Still, it has to be said that the star of this show was the snappily dressed, willowy figure of recorder player Maurice Steger. Anyone who thinks the recorder is fit only for school assemblies would have been forced to think again by Steger’s amazing virtuosity, which somehow soared over the instruments limitations. The rapid passagework in Corelli’s F major Concerto emerges as a barely audible bird-like twittering, but Steger made it so crystal ornaments-clear that it pushed through the orchestral sound without difficulty.

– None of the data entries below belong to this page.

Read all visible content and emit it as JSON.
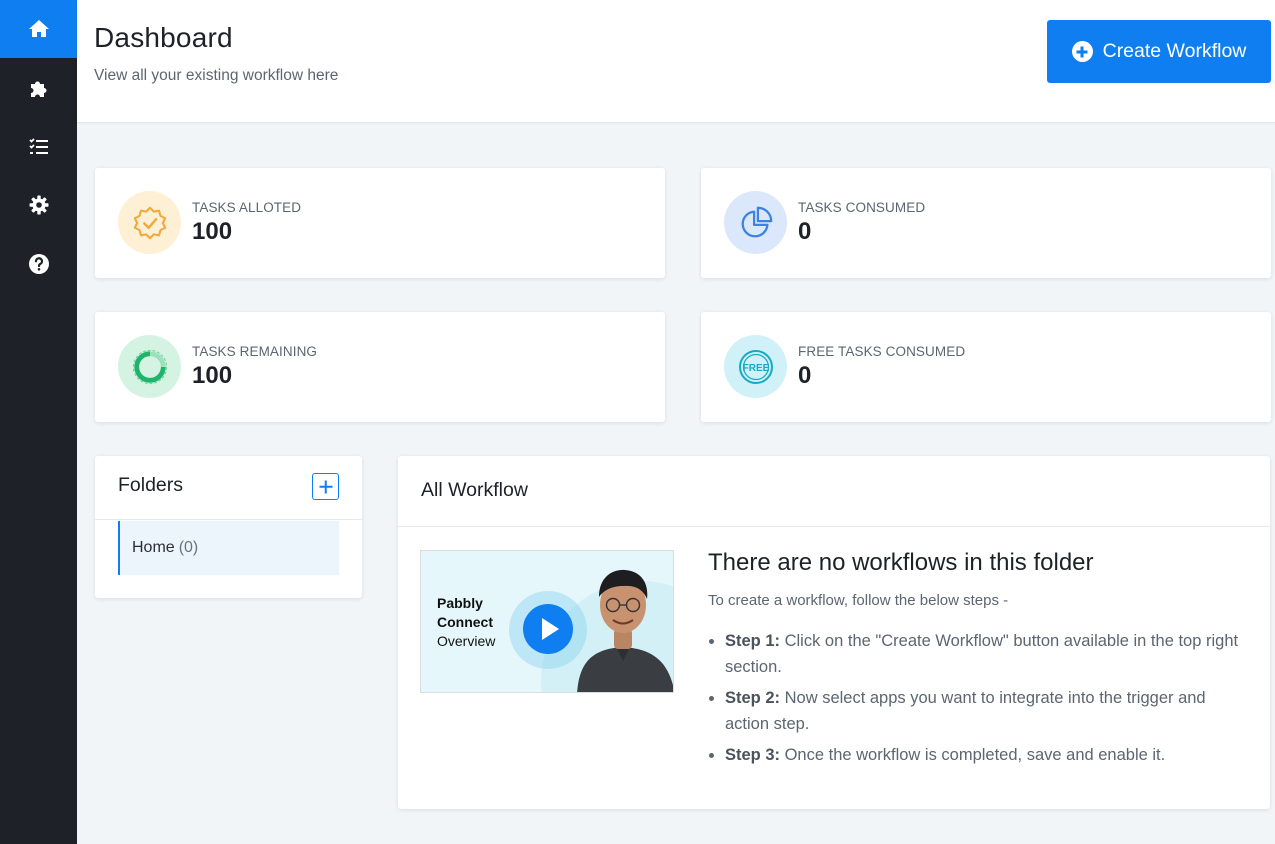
{
  "sidebar": {
    "items": [
      {
        "icon": "home-icon",
        "active": true
      },
      {
        "icon": "puzzle-icon",
        "active": false
      },
      {
        "icon": "task-list-icon",
        "active": false
      },
      {
        "icon": "gear-icon",
        "active": false
      },
      {
        "icon": "help-icon",
        "active": false
      }
    ]
  },
  "header": {
    "title": "Dashboard",
    "subtitle": "View all your existing workflow here",
    "create_button": "Create Workflow"
  },
  "stats": [
    {
      "label": "TASKS ALLOTED",
      "value": "100",
      "icon": "badge-check-icon",
      "color": "#f2a93b"
    },
    {
      "label": "TASKS CONSUMED",
      "value": "0",
      "icon": "pie-chart-icon",
      "color": "#3d82e0"
    },
    {
      "label": "TASKS REMAINING",
      "value": "100",
      "icon": "donut-icon",
      "color": "#1fb36b"
    },
    {
      "label": "FREE TASKS CONSUMED",
      "value": "0",
      "icon": "free-icon",
      "color": "#17a9c2"
    }
  ],
  "folders": {
    "title": "Folders",
    "items": [
      {
        "name": "Home",
        "count": "(0)"
      }
    ]
  },
  "workflow": {
    "title": "All Workflow",
    "video": {
      "line1": "Pabbly",
      "line2": "Connect",
      "line3": "Overview"
    },
    "empty_title": "There are no workflows in this folder",
    "empty_sub": "To create a workflow, follow the below steps -",
    "steps": [
      {
        "label": "Step 1:",
        "text": " Click on the \"Create Workflow\" button available in the top right section."
      },
      {
        "label": "Step 2:",
        "text": " Now select apps you want to integrate into the trigger and action step."
      },
      {
        "label": "Step 3:",
        "text": " Once the workflow is completed, save and enable it."
      }
    ]
  },
  "colors": {
    "accent": "#0f7ef0",
    "sidebar_bg": "#1e2228",
    "page_bg": "#f2f5f8"
  }
}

This offered the “wow” factor, but more striking was the way Steger draped expressive ornaments over the melodies of the slow movements, creating a luxuriant melancholy at each dying fall by leaning on the dissonant notes. Even grandeur isn’t beyond his reach, as was shown by a riveting performance of the Sarabande from Corelli’s 7th sonata. The unknown arranger added to the sense of unfolding majesty by bringing in more instruments (though I imagine director Laurence Cummings had a hand in this too), while over the top Steger floated a lovely line, fragile and droopingly expressive and dignified all at once.